Bax sagte gegenüber Linkswende jetzt, dass die Maßnahmen „genau den entgegen gesetzten als den behaupteten Effekt haben werden: Stärkung von Erdogan in der Türkei und Verhärtung seiner Anhänger in Österreich“. In einer Minderheitengruppe, der schon immer die gleichen Rechte verweigert wurden (Stichwort: Gastarbeiter), soll ein Klima der Angst verbreitet werden. Gerade deshalb ist es wichtig dass die Linke jetzt nicht den Kopf einziehen, sondern erhobenen Hauptes sagt: Nein!
„Staatsjuden“ gegen „Ostjuden“
Von manchen Linken wird leider gerade jetzt argumentiert, dass man die Situation nicht mit dem klassischen Antisemitismus vergleichen könne, weil es damals keine „Hassrabbis“ gegeben hätte. Nur, die Unterscheidung zwischen guten und bösen Ausländern war schon immer integraler Bestandteil der Funktionsweise von Rassismus, unter anderem um Zustimmung im progressiven Bürgertum und dann in der breiten Bevölkerung zu bekommen. Zu Beginn des 20. Jahrhunderts wurden die „guten“ integrierten, säkularen Juden von den „bösen“, rückschrittlichen „Ostjuden“ getrennt. 1919 verfügte der preußische Innenminister Wolfgang Heine (SPD) „mit Rücksicht auf die Ernährungsschwierigkeiten und die Arbeitslosigkeit im Inneren“ die Grenzen für „Ostjuden“ zu schließen, wie der Historiker Wolfgang Wippermann nachwies.
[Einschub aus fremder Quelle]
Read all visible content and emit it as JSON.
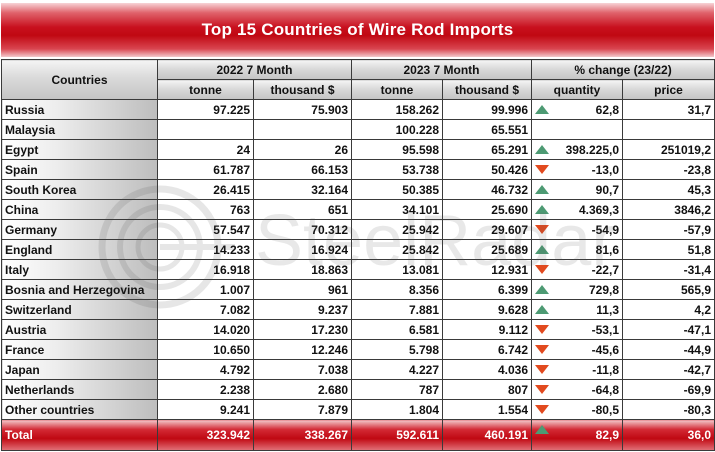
{
  "chart_data": {
    "type": "table",
    "title": "Top 15 Countries of Wire Rod Imports",
    "watermark_text": "SteelRadar",
    "header": {
      "countries": "Countries",
      "group1": "2022 7 Month",
      "group2": "2023 7 Month",
      "group3": "% change (23/22)",
      "tonne": "tonne",
      "thousand": "thousand $",
      "quantity": "quantity",
      "price": "price"
    },
    "rows": [
      {
        "country": "Russia",
        "t2022": "97.225",
        "v2022": "75.903",
        "t2023": "158.262",
        "v2023": "99.996",
        "trend": "up",
        "qty": "62,8",
        "price": "31,7"
      },
      {
        "country": "Malaysia",
        "t2022": "",
        "v2022": "",
        "t2023": "100.228",
        "v2023": "65.551",
        "trend": "",
        "qty": "",
        "price": ""
      },
      {
        "country": "Egypt",
        "t2022": "24",
        "v2022": "26",
        "t2023": "95.598",
        "v2023": "65.291",
        "trend": "up",
        "qty": "398.225,0",
        "price": "251019,2"
      },
      {
        "country": "Spain",
        "t2022": "61.787",
        "v2022": "66.153",
        "t2023": "53.738",
        "v2023": "50.426",
        "trend": "down",
        "qty": "-13,0",
        "price": "-23,8"
      },
      {
        "country": "South Korea",
        "t2022": "26.415",
        "v2022": "32.164",
        "t2023": "50.385",
        "v2023": "46.732",
        "trend": "up",
        "qty": "90,7",
        "price": "45,3"
      },
      {
        "country": "China",
        "t2022": "763",
        "v2022": "651",
        "t2023": "34.101",
        "v2023": "25.690",
        "trend": "up",
        "qty": "4.369,3",
        "price": "3846,2"
      },
      {
        "country": "Germany",
        "t2022": "57.547",
        "v2022": "70.312",
        "t2023": "25.942",
        "v2023": "29.607",
        "trend": "down",
        "qty": "-54,9",
        "price": "-57,9"
      },
      {
        "country": "England",
        "t2022": "14.233",
        "v2022": "16.924",
        "t2023": "25.842",
        "v2023": "25.689",
        "trend": "up",
        "qty": "81,6",
        "price": "51,8"
      },
      {
        "country": "Italy",
        "t2022": "16.918",
        "v2022": "18.863",
        "t2023": "13.081",
        "v2023": "12.931",
        "trend": "down",
        "qty": "-22,7",
        "price": "-31,4"
      },
      {
        "country": "Bosnia and Herzegovina",
        "t2022": "1.007",
        "v2022": "961",
        "t2023": "8.356",
        "v2023": "6.399",
        "trend": "up",
        "qty": "729,8",
        "price": "565,9"
      },
      {
        "country": "Switzerland",
        "t2022": "7.082",
        "v2022": "9.237",
        "t2023": "7.881",
        "v2023": "9.628",
        "trend": "up",
        "qty": "11,3",
        "price": "4,2"
      },
      {
        "country": "Austria",
        "t2022": "14.020",
        "v2022": "17.230",
        "t2023": "6.581",
        "v2023": "9.112",
        "trend": "down",
        "qty": "-53,1",
        "price": "-47,1"
      },
      {
        "country": "France",
        "t2022": "10.650",
        "v2022": "12.246",
        "t2023": "5.798",
        "v2023": "6.742",
        "trend": "down",
        "qty": "-45,6",
        "price": "-44,9"
      },
      {
        "country": "Japan",
        "t2022": "4.792",
        "v2022": "7.038",
        "t2023": "4.227",
        "v2023": "4.036",
        "trend": "down",
        "qty": "-11,8",
        "price": "-42,7"
      },
      {
        "country": "Netherlands",
        "t2022": "2.238",
        "v2022": "2.680",
        "t2023": "787",
        "v2023": "807",
        "trend": "down",
        "qty": "-64,8",
        "price": "-69,9"
      },
      {
        "country": "Other countries",
        "t2022": "9.241",
        "v2022": "7.879",
        "t2023": "1.804",
        "v2023": "1.554",
        "trend": "down",
        "qty": "-80,5",
        "price": "-80,3"
      }
    ],
    "total": {
      "country": "Total",
      "t2022": "323.942",
      "v2022": "338.267",
      "t2023": "592.611",
      "v2023": "460.191",
      "trend": "up",
      "qty": "82,9",
      "price": "36,0"
    },
    "colors": {
      "up": "#4d9a73",
      "down": "#e24a1f",
      "title_bg": "#c00812"
    }
  }
}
Heines Nachfolger, Carl Severing, ebenfalls von der SPD, ordnete 1920 an, alle „lichtscheuen Elemente“ und all jene, die „in dem dringenden Verdacht einer strafbaren Handlung“ stünden, unverzüglich abzuschieben. Die bayrische Regierung ging einen Schritt weiter und erließ die Ausweisung aller eingewanderten Juden über ein erstes „Konzentrationslager“, das tatsächlich so genannt wurde, in Ingolstadt. Weitere Konzentrationslager wurden 1921 von der sozialdemokratischen Regierung in den preußischen Cottbus-Sielow und Stargrad errichtet. Viele vermeintlich gute, „notorisch staatstreue deutschen Juden“ störten sich, so Wippermann, nicht an der Deportation der „Ostjuden“ – immerhin würden sich die Deportationen ja bloß „gegen kriminelle und verdächtige Elemente“ richten.
Verantwortung
Nur auf Druck von Protesten, organisiert von der Kommunistischen Partei, wurden die Lager 1923 wieder geschlossen. Bis sie unter den Nazis wieder geöffnet wurden – und letzten Endes sechs Millionen Jüdinnen und Juden vergast wurden. Ein beliebtes Zitat aus unbekannter Quelle besagt: „Es fing nicht mit Gaskammern an. Es fing an mit einer Politik, die vom WIR gegen DIE sprach. Es fing an mit Intoleranz und Hassreden. Es fing an mit der Aberkennung von Grundrechten. Es fing an mit brennenden Häusern. Es fing an mit Menschen, die einfach wegschauten.“
Der evangelische Pastor Martin Niemöller, der 1937 – ein Jahr vor den Novemberpogromen – als „persönlicher Gefangener“ Adolf Hitlers in das Konzentrationslager Sachsenhausen deportiert wurde, sagte rückblickend über die Todsünden seiner Generation:
Als die Nazis die Kommunisten holten, habe ich geschwiegen; ich war ja kein Kommunist.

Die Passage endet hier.